在嘈嘈嚷嚷的人群中传来掷地有声的一句话:“我花二十两买了云哥儿。”
场面霎时静了一瞬。
然而下一秒人群中的嘈杂声更大了,纷纷在议论这个堪称巨额的数字。
原本扑腾着的江二婶也顿住了,一咕噜从地上爬起来。
“你是说真的?”
她的眼睛从上到下打量着年欢酒,怎么看也不像是个有钱的主儿,竟然一出手就是二十两?
年欢酒早上是要去食铺做饭的,自然怎么方便怎么来,一身粗布衣衫怎么也看不出丝毫财力。
他自知人靠衣装,现在只好表明身份:“我是欢酒食铺的老板,云哥儿的雇主。”
“原来是年老板!”江二婶当即眉开眼笑。
她眼睛轱辘一转,当即拍腿哭丧着:“我们云哥儿只是去做工的,可不是卖身的。若不是家里实在活不起,又怎么能舍得云哥儿受苦?”
年欢酒冷笑一声,他猜出了江二婶的意图却还是问道:“那你要如何?”
江二婶眉开眼笑:“年老板是爽快人,一口价三十两,云哥儿归您了。”
“哼,”年欢酒微微仰起头做出一副盛气凌人的模样:“什么哥儿能值三十两?我不过是云哥儿用着顺手才想买了他,既然你狮子大开口,那此事便作罢了。”
说着他就要抬腿往外走,连着张婳和赵孙两人都跟着走了,张婳甚至还将云哥儿推了出去。
江二婶当即傻了眼,她怎么也没想到云哥儿就这样被舍弃掉了。
“年老板,你若是不买,我可就拿去抵给红老板了!”她扯着嗓子喊。
年欢酒脚步停住了,江二婶以为拿住了年欢酒的弱点。
没想到年欢酒只是轻轻一抬手:“红老板请便。
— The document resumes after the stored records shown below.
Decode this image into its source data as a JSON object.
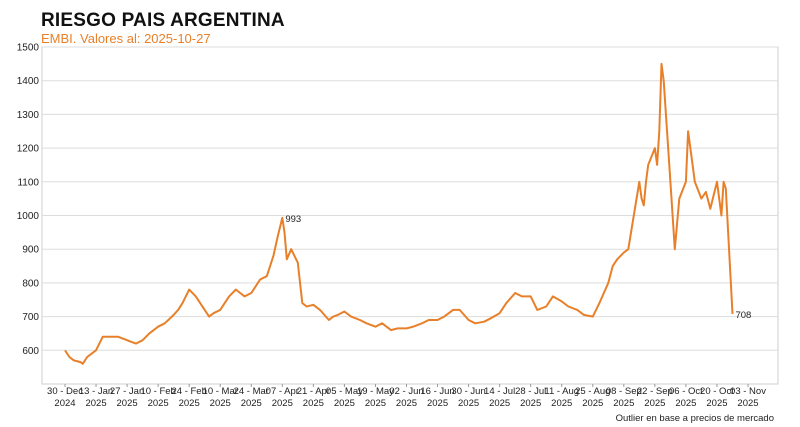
{
  "chart_data": {
    "type": "line",
    "title": "RIESGO PAIS ARGENTINA",
    "subtitle": "EMBI. Valores al: 2025-10-27",
    "footnote": "Outlier en base a precios de mercado",
    "xlabel": "",
    "ylabel": "",
    "ylim": [
      500,
      1500
    ],
    "yticks": [
      600,
      700,
      800,
      900,
      1000,
      1100,
      1200,
      1300,
      1400,
      1500
    ],
    "grid": true,
    "line_color": "#e8802a",
    "x_ticks": [
      {
        "date": "2024-12-30",
        "line1": "30 - Dec",
        "line2": "2024"
      },
      {
        "date": "2025-01-13",
        "line1": "13 - Jan",
        "line2": "2025"
      },
      {
        "date": "2025-01-27",
        "line1": "27 - Jan",
        "line2": "2025"
      },
      {
        "date": "2025-02-10",
        "line1": "10 - Feb",
        "line2": "2025"
      },
      {
        "date": "2025-02-24",
        "line1": "24 - Feb",
        "line2": "2025"
      },
      {
        "date": "2025-03-10",
        "line1": "10 - Mar",
        "line2": "2025"
      },
      {
        "date": "2025-03-24",
        "line1": "24 - Mar",
        "line2": "2025"
      },
      {
        "date": "2025-04-07",
        "line1": "07 - Apr",
        "line2": "2025"
      },
      {
        "date": "2025-04-21",
        "line1": "21 - Apr",
        "line2": "2025"
      },
      {
        "date": "2025-05-05",
        "line1": "05 - May",
        "line2": "2025"
      },
      {
        "date": "2025-05-19",
        "line1": "19 - May",
        "line2": "2025"
      },
      {
        "date": "2025-06-02",
        "line1": "02 - Jun",
        "line2": "2025"
      },
      {
        "date": "2025-06-16",
        "line1": "16 - Jun",
        "line2": "2025"
      },
      {
        "date": "2025-06-30",
        "line1": "30 - Jun",
        "line2": "2025"
      },
      {
        "date": "2025-07-14",
        "line1": "14 - Jul",
        "line2": "2025"
      },
      {
        "date": "2025-07-28",
        "line1": "28 - Jul",
        "line2": "2025"
      },
      {
        "date": "2025-08-11",
        "line1": "11 - Aug",
        "line2": "2025"
      },
      {
        "date": "2025-08-25",
        "line1": "25 - Aug",
        "line2": "2025"
      },
      {
        "date": "2025-09-08",
        "line1": "08 - Sep",
        "line2": "2025"
      },
      {
        "date": "2025-09-22",
        "line1": "22 - Sep",
        "line2": "2025"
      },
      {
        "date": "2025-10-06",
        "line1": "06 - Oct",
        "line2": "2025"
      },
      {
        "date": "2025-10-20",
        "line1": "20 - Oct",
        "line2": "2025"
      },
      {
        "date": "2025-11-03",
        "line1": "03 - Nov",
        "line2": "2025"
      }
    ],
    "annotations": [
      {
        "date": "2025-04-07",
        "value": 993,
        "text": "993"
      },
      {
        "date": "2025-10-27",
        "value": 708,
        "text": "708"
      }
    ],
    "series": [
      {
        "x": [
          "2024-12-30",
          "2025-01-01",
          "2025-01-03",
          "2025-01-06",
          "2025-01-07",
          "2025-01-09",
          "2025-01-13",
          "2025-01-16",
          "2025-01-20",
          "2025-01-23",
          "2025-01-27",
          "2025-01-29",
          "2025-01-31",
          "2025-02-03",
          "2025-02-06",
          "2025-02-10",
          "2025-02-13",
          "2025-02-17",
          "2025-02-19",
          "2025-02-21",
          "2025-02-24",
          "2025-02-27",
          "2025-03-03",
          "2025-03-05",
          "2025-03-07",
          "2025-03-10",
          "2025-03-12",
          "2025-03-14",
          "2025-03-17",
          "2025-03-19",
          "2025-03-21",
          "2025-03-24",
          "2025-03-26",
          "2025-03-28",
          "2025-03-31",
          "2025-04-03",
          "2025-04-05",
          "2025-04-07",
          "2025-04-08",
          "2025-04-09",
          "2025-04-11",
          "2025-04-14",
          "2025-04-16",
          "2025-04-18",
          "2025-04-21",
          "2025-04-24",
          "2025-04-28",
          "2025-04-30",
          "2025-05-02",
          "2025-05-05",
          "2025-05-08",
          "2025-05-12",
          "2025-05-15",
          "2025-05-19",
          "2025-05-22",
          "2025-05-26",
          "2025-05-29",
          "2025-06-02",
          "2025-06-05",
          "2025-06-09",
          "2025-06-12",
          "2025-06-16",
          "2025-06-19",
          "2025-06-23",
          "2025-06-26",
          "2025-06-30",
          "2025-07-03",
          "2025-07-07",
          "2025-07-10",
          "2025-07-14",
          "2025-07-17",
          "2025-07-21",
          "2025-07-24",
          "2025-07-28",
          "2025-07-31",
          "2025-08-04",
          "2025-08-07",
          "2025-08-11",
          "2025-08-14",
          "2025-08-18",
          "2025-08-21",
          "2025-08-25",
          "2025-08-28",
          "2025-09-01",
          "2025-09-03",
          "2025-09-05",
          "2025-09-08",
          "2025-09-10",
          "2025-09-12",
          "2025-09-15",
          "2025-09-16",
          "2025-09-17",
          "2025-09-18",
          "2025-09-19",
          "2025-09-22",
          "2025-09-23",
          "2025-09-24",
          "2025-09-25",
          "2025-09-26",
          "2025-09-29",
          "2025-10-01",
          "2025-10-03",
          "2025-10-06",
          "2025-10-07",
          "2025-10-09",
          "2025-10-10",
          "2025-10-13",
          "2025-10-15",
          "2025-10-17",
          "2025-10-20",
          "2025-10-21",
          "2025-10-22",
          "2025-10-23",
          "2025-10-24",
          "2025-10-27"
        ],
        "values": [
          600,
          580,
          570,
          565,
          560,
          580,
          600,
          640,
          640,
          640,
          630,
          625,
          620,
          630,
          650,
          670,
          680,
          705,
          720,
          740,
          780,
          760,
          720,
          700,
          710,
          720,
          740,
          760,
          780,
          770,
          760,
          770,
          790,
          810,
          820,
          880,
          940,
          993,
          950,
          870,
          900,
          860,
          740,
          730,
          735,
          720,
          690,
          700,
          705,
          715,
          700,
          690,
          680,
          670,
          680,
          660,
          665,
          665,
          670,
          680,
          690,
          690,
          700,
          720,
          720,
          690,
          680,
          685,
          695,
          710,
          740,
          770,
          760,
          760,
          720,
          730,
          760,
          745,
          730,
          720,
          705,
          700,
          740,
          800,
          850,
          870,
          890,
          900,
          980,
          1100,
          1050,
          1030,
          1100,
          1150,
          1200,
          1150,
          1250,
          1450,
          1400,
          1100,
          900,
          1050,
          1100,
          1250,
          1150,
          1100,
          1050,
          1070,
          1020,
          1100,
          1050,
          1000,
          1100,
          1080,
          708
        ]
      }
    ]
  }
}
”
红袖此时却也一摆手:“年老板不要,我也觉得不妥。这哥儿如此刚烈,折腾了一早上我都没能把人带走,日后还不知要闯出什么乱子来。我看还是依年老板所言,把那江镇扭送官府吧。”
“别别别,红老板您千万手下留情啊。”江二婶没想到自己一贪心居然偷鸡不成蚀把米。
眼瞧着红袖也要走,她赶忙又跑过去拦住年欢酒。
“年老板,二十两这个哥儿归您了!”说着她一把将云哥儿推出去。
云哥儿似乎已经完全被吓傻了,丝毫没有了早上的挣扎,无论是年欢酒不要他,还是他二婶要卖了他都无动于衷。
年欢酒不屑道:“我忽然觉得这个哥儿也不值二十两,我随便去买个正经帮厨也不过十几两。十五两,你卖我就买。”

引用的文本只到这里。